State Capitols – St. Paul, Minnesota – Outside
Minnesota Capitol in St. Paul (24 September 2009)
The Capitol Area Architectural and Planning Board (CAAPB) web site describes the state house as one that “many acknowledge today as one of the five most beautiful in the country.” The entire country. All of it. Five out of fifty. Top ten percent. I won’t argue with them. In 2011, two years after I was there, the Board undertook a $310 million restoration that addressed a number of structural and aesthetic issues. I bet the place gleams now...outside and in.
The current building is the state’s third capitol, all of which have been in St. Paul. The first, completed in 1854, began as the territorial capitol and burned down in 1881. The second, completed on the same site in 1883, was inadequate from the start and soon prompted the legislature to order the current structure.
Born in Ohio and raised in St. Paul, the capitol’s architect, Cass Gilbert, was one of the great designers of public buildings. His work on the Minnesota capitol put him on the map and he moved his practice to New York City where he went on to design two other state houses in Arkansas and West Virginia, the Customs House in New York and the U.S. Supreme Court in Washington. Another Gilbert project, the Woolworth Building in New York, was the world’s tallest skyscraper from 1913-30.
Born in Norway, Knute Nelson was an important political figure in the early days of Minnesota and Wisconsin. He served as governor in the 1890’s. The accompanying figures are of him as a boy with his mother and as a Civil War soldier. Sadly, we rarely name our boy-children ‘Knute’ anymore.
Although Minnesota entered the Union in 1858, it did not have a native-born governor until John Johnson was elected in 1905. The popular three-term governor was responsible for civic reforms. He died in office at the age of forty-eight. The additional figures represent the state’s important early industries – agriculture, iron mining, timber and manufacturing.
After St. Peter’s Basilica in Rome, the capitol dome is the second largest self-supporting marble dome in the world. The dome actually has three layers with a brick and steel middle dome for additional support and water drainage and the inner dome that is seen from inside.
Architect Gilbert insisted on using bright Georgia marble for the dome instead of locally-mined stone. This upset some folks whose memories of the Confederate rebellion were still fresh but Gilbert prevailed and Minnesota rock was used in most other places.
The main (south) entrance does not have the Greek revival columns and triangular pediment common in many state houses. The portico is awash in allegorical statuary. Classically-draped women represent Prudence, Truth, Wisdom and Bounty while the males represent Integrity and Courage.
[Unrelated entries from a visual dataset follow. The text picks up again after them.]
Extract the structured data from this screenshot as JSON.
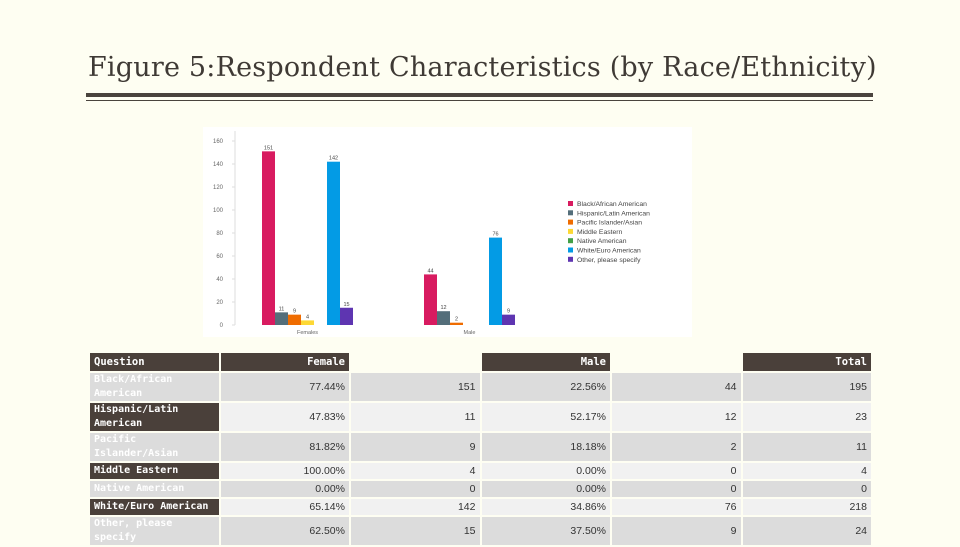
{
  "title": "Figure 5:Respondent Characteristics (by Race/Ethnicity)",
  "chart_data": {
    "type": "bar",
    "categories": [
      "Females",
      "Male"
    ],
    "ylim": [
      0,
      160
    ],
    "yticks": [
      0,
      20,
      40,
      60,
      80,
      100,
      120,
      140,
      160
    ],
    "series": [
      {
        "name": "Black/African American",
        "color": "#d81b60",
        "values": [
          151,
          44
        ]
      },
      {
        "name": "Hispanic/Latin American",
        "color": "#546e7a",
        "values": [
          11,
          12
        ]
      },
      {
        "name": "Pacific Islander/Asian",
        "color": "#ef6c00",
        "values": [
          9,
          2
        ]
      },
      {
        "name": "Middle Eastern",
        "color": "#fdd835",
        "values": [
          4,
          0
        ]
      },
      {
        "name": "Native American",
        "color": "#43a047",
        "values": [
          0,
          0
        ]
      },
      {
        "name": "White/Euro American",
        "color": "#039be5",
        "values": [
          142,
          76
        ]
      },
      {
        "name": "Other, please specify",
        "color": "#5e35b1",
        "values": [
          15,
          9
        ]
      }
    ],
    "legend_position": "right"
  },
  "table": {
    "headers": [
      "Question",
      "Female",
      "",
      "Male",
      "",
      "Total"
    ],
    "rows": [
      {
        "question": "Black/African American",
        "female_pct": "77.44%",
        "female_n": "151",
        "male_pct": "22.56%",
        "male_n": "44",
        "total": "195"
      },
      {
        "question": "Hispanic/Latin American",
        "female_pct": "47.83%",
        "female_n": "11",
        "male_pct": "52.17%",
        "male_n": "12",
        "total": "23"
      },
      {
        "question": "Pacific Islander/Asian",
        "female_pct": "81.82%",
        "female_n": "9",
        "male_pct": "18.18%",
        "male_n": "2",
        "total": "11"
      },
      {
        "question": "Middle Eastern",
        "female_pct": "100.00%",
        "female_n": "4",
        "male_pct": "0.00%",
        "male_n": "0",
        "total": "4"
      },
      {
        "question": "Native American",
        "female_pct": "0.00%",
        "female_n": "0",
        "male_pct": "0.00%",
        "male_n": "0",
        "total": "0"
      },
      {
        "question": "White/Euro American",
        "female_pct": "65.14%",
        "female_n": "142",
        "male_pct": "34.86%",
        "male_n": "76",
        "total": "218"
      },
      {
        "question": "Other, please specify",
        "female_pct": "62.50%",
        "female_n": "15",
        "male_pct": "37.50%",
        "male_n": "9",
        "total": "24"
      }
    ]
  }
}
Radiant above the Six Virtues is the golden quadriga (a chariot drawn by four horses abreast), shining like nothing else on the building.
Daniel Chester French was one of our great late 19th and early 20th century sculptors. He created the iconic seated figure of the president in the Lincoln Memorial. Architect Gilbert saw French’s ‘Columbus Quadriga’ at the Chicago World Exposition in 1893 and wanted one for Minnesota. Called ‘Progress of the State,’ it has four horses that represent the classical elements of nature – earth, fire, water and air. The two women embody industry and agriculture...civilization. (Remember – Man conquers. Woman civilizes). Instead of Columbus, the man driving it all is Minnesota. He holds a cornucopia of plenty.
The architect and planners wanted the rest of the country to know that Minnesota was more than immigrant miners, lumberjacks and farmers.